KR20140114622A - Water absorbent resin containing the biopolymer useful for components of disposable diapers and preparation method thereof - Google Patents

Abstract

The present invention provides a method for producing various kinds of low toxic hydrogel using natural polymers and hydrogel produced through the same, wherein the low toxic hydrogel has a rapid absorbing speed and a high absorbing amount. Alginic acid hydrogel and k-carageenan/karaya gum hydrogel exhibiting rapid swelling properties can be applied to a diaper or a hygiene product. CMC hydrogel and amide pectin hydrogel having a slow swelling speed but exhibiting a high horizontal swelling degree can be utilized as a vegetation mat. The hydrogel produced in the present invention can be applied in various fields by producing pores and adjusting a composition rate using various natural polymers.

Description

BACKGROUND OF THE INVENTION 1. Field of the Invention The present invention relates to a water absorbent resin containing natural polymers usable in disposable diapers,

The present invention relates to a method for producing an absorbent resin using a natural polymer, and more particularly, to a method for producing a water absorbent resin using a natural polymer, which comprises reacting acetic acid with a natural polymer solution mixed with sodium bicarbonate to form bubbles, To a method of producing an absorbent resin which is harmless to the water absorbent resin. The present invention is characterized in that a natural polymer is used without using polyacrylic acid or polyacrylamide which is mainly used in the production of the water absorbent resin. Such a manufacturing method can produce a water absorbent resin having no toxicity, so that it can be applied to disposable diapers and sanitary articles There is an advantage that it is useful.

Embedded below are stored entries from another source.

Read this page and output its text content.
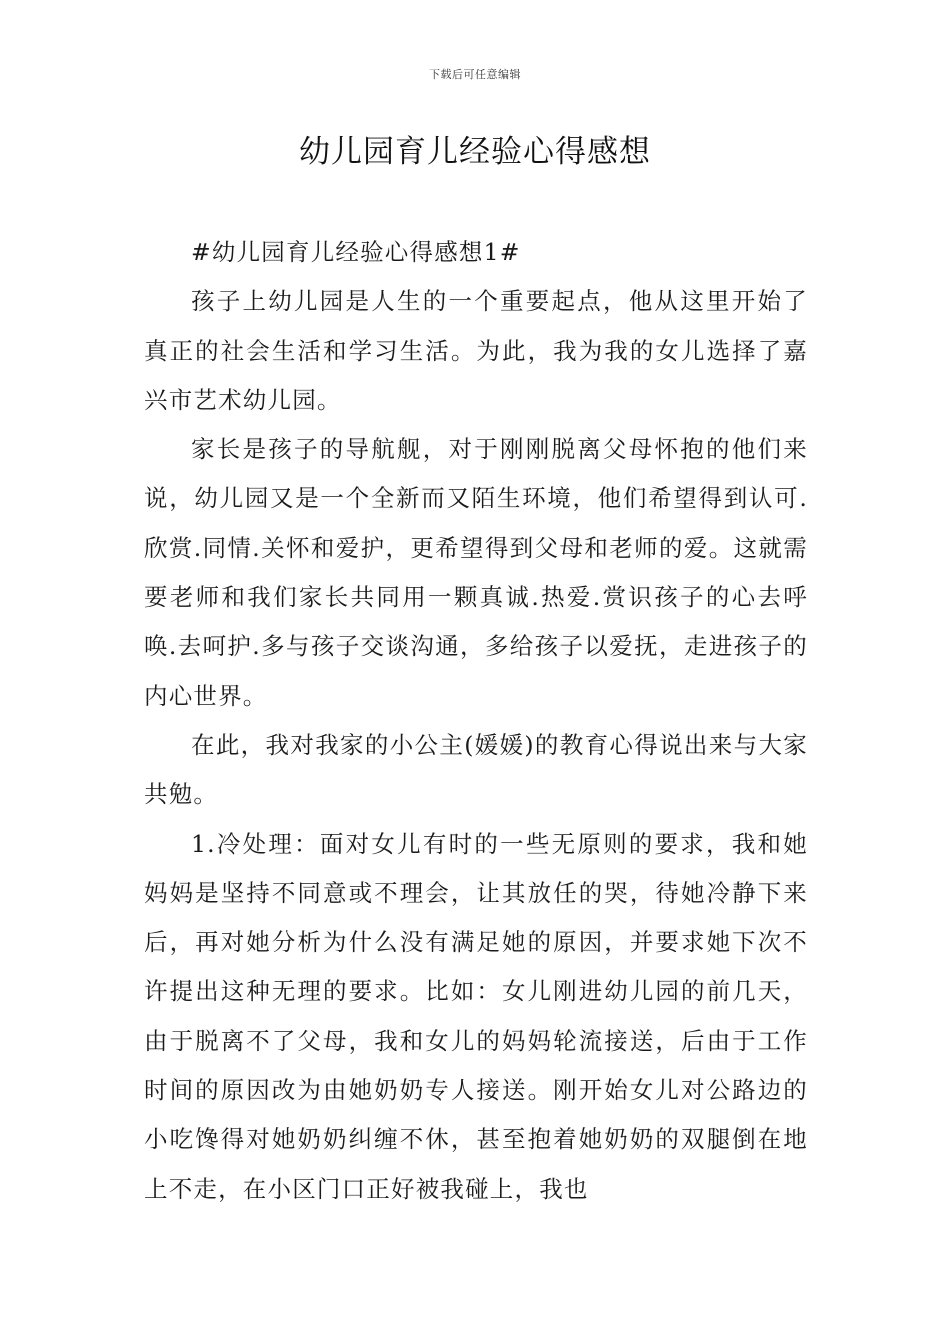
下载后可任意编辑
幼儿园育儿经验心得感想

#幼儿园育儿经验心得感想1#

孩子上幼儿园是人生的一个重要起点，他从这里开始了真正的社会生活和学习生活。为此，我为我的女儿选择了嘉兴市艺术幼儿园。

家长是孩子的导航舰，对于刚刚脱离父母怀抱的他们来说，幼儿园又是一个全新而又陌生环境，他们希望得到认可.欣赏.同情.关怀和爱护，更希望得到父母和老师的爱。这就需要老师和我们家长共同用一颗真诚.热爱.赏识孩子的心去呼唤.去呵护.多与孩子交谈沟通，多给孩子以爱抚，走进孩子的内心世界。

在此，我对我家的小公主(媛媛)的教育心得说出来与大家共勉。

1.冷处理：面对女儿有时的一些无原则的要求，我和她妈妈是坚持不同意或不理会，让其放任的哭，待她冷静下来后，再对她分析为什么没有满足她的原因，并要求她下次不许提出这种无理的要求。比如：女儿刚进幼儿园的前几天，由于脱离不了父母，我和女儿的妈妈轮流接送，后由于工作时间的原因改为由她奶奶专人接送。刚开始女儿对公路边的小吃馋得对她奶奶纠缠不休，甚至抱着她奶奶的双腿倒在地上不走，在小区门口正好被我碰上，我也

Super Absorbent Polymer (SAP) is a synthetic polymer material capable of absorbing moisture of about 500 to 1,000 times its own weight. Super Absorbent Material (SAM), Absorbent Gel Material (AGM) And so on. The absorbent resin as described above has begun to be put to practical use as a sanitary article and is currently being used as a sanitary article for children's diapers and diapers, as well as a soil conditioner for gardening, an index material for civil engineering and construction, a sheet for seedling growing, And has been widely used as a material for various purposes.

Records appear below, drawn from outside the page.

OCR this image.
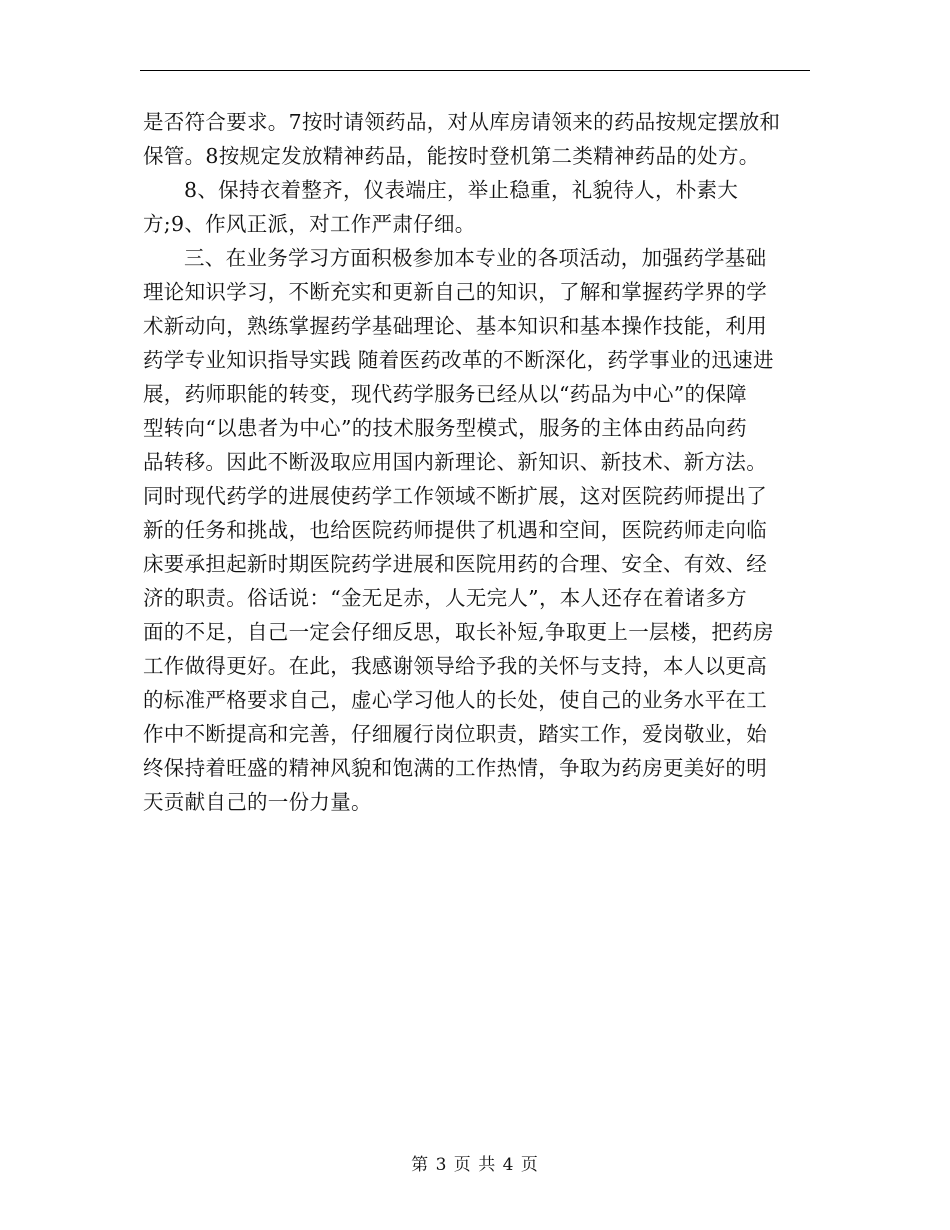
是否符合要求。7按时请领药品，对从库房请领来的药品按规定摆放和
保管。8按规定发放精神药品，能按时登机第二类精神药品的处方。
8、保持衣着整齐，仪表端庄，举止稳重，礼貌待人，朴素大
方;9、作风正派，对工作严肃仔细。
三、在业务学习方面积极参加本专业的各项活动，加强药学基础
理论知识学习，不断充实和更新自己的知识，了解和掌握药学界的学
术新动向，熟练掌握药学基础理论、基本知识和基本操作技能，利用
药学专业知识指导实践 随着医药改革的不断深化，药学事业的迅速进
展，药师职能的转变，现代药学服务已经从以“药品为中心”的保障
型转向“以患者为中心”的技术服务型模式，服务的主体由药品向药
品转移。因此不断汲取应用国内新理论、新知识、新技术、新方法。
同时现代药学的进展使药学工作领域不断扩展，这对医院药师提出了
新的任务和挑战，也给医院药师提供了机遇和空间，医院药师走向临
床要承担起新时期医院药学进展和医院用药的合理、安全、有效、经
济的职责。俗话说：“金无足赤，人无完人”，本人还存在着诸多方
面的不足，自己一定会仔细反思，取长补短,争取更上一层楼，把药房
工作做得更好。在此，我感谢领导给予我的关怀与支持，本人以更高
的标准严格要求自己，虚心学习他人的长处，使自己的业务水平在工
作中不断提高和完善，仔细履行岗位职责，踏实工作，爱岗敬业，始
终保持着旺盛的精神风貌和饱满的工作热情，争取为药房更美好的明
天贡献自己的一份力量。
第 3 页 共 4 页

The currently manufactured and sold absorbent structure is subjected to a process of separately containing the particles of the water absorbent resin to express the function of water absorption in the matrix, which is a fiber aggregate. Through this process, the concentration of the water absorbent resin particles is regulated and regulated to regulate the absorption performance.

Conventional superabsorbent resins are mainly composed of synthetic polymers such as polyacrylic acid and polyacrylamide. However, they are toxic, and when they are applied to disposable diapers or sanitary napkins for women, side effects such as itching are worried. Currently, studies on biodegradable polymers such as polyacrylic acid-starch graft polymers obtained by graft-polymerizing starch on polyacrylic acid and natural polymers and synthetic polymers have been actively conducted [kang, 2002], but the swelling characteristics are somewhat inferior It is necessary to develop a hygienic and safe absorbent that does not use synthetic polymers.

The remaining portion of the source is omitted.